L'affaire Fillon - Nouvelles réflexions

Philippe Brindet - 10.07.2017

La presse annonce ce matin que le président Macron a nommé Jean-Pierre Jouyet ambassadeur de France en Grande-Bretagne.

La presse se fait l'écho d'une amitié commune depuis des années entre Macron et Jouyet et cette nomination d'une personnalité n'appartenant pas au Quai d'Orsay à un poste essentiel aux Affaires Etrangères interroge certains.

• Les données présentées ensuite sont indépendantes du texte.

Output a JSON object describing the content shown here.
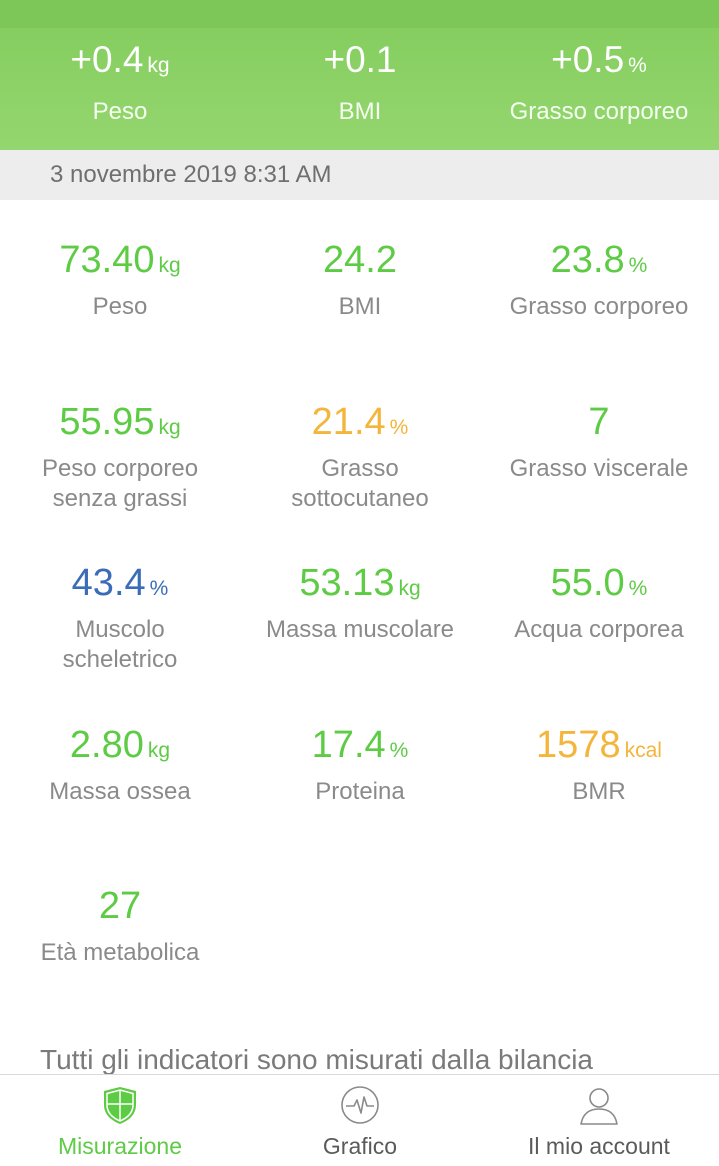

En se reportant à la page Wikipedia consacrée à Jean-Pierre Jouyet on peut lire les informations suivantes :

  1. le 20 septembre 2014, Jean-Pierre Jouyet, devenu Secrétaire Général de l'Elysée sous Hollande, reçoit une demande de François Fillon, son ancien Premier Ministre, de "faire pression sur la justice à l'encontre de Sarkozy". Cette information est confirmée-contestée par Jouyet lui-même de sorte que sa véracité est délicate.
  2. Jean-Pierre Jouyet est apparenté aux milieux d'affaires auquel il a appartenu en exerçant des fonctions de direction dans des organisations comme l'Inspection Générale des Finances, IGF la Caisse des Dépôts, l'Autorité des Marchés Financiers AMF, Banque Public d'investissements BPI, cabinet Jeantet Avocats, Barclays France, Institut Aspen France, Institut du Bosphore, Institut Pasteur, Collège des Bernardins ou club Le Siècle, club Témoin, club Démocratie.
  3. proche d'Emmanuel Macron que Jouyet aurait rencontré à l'IGF quand Jouyet dirigeait cette organisation , il le fait entrer au Cabinet du Président Hollande en avril 2012.
  4. en 2000, il est l'un des initiateurs et signataires de l’appel « des Gracques » à une alliance PS-UDF pendant la campagne présidentielle de 2007.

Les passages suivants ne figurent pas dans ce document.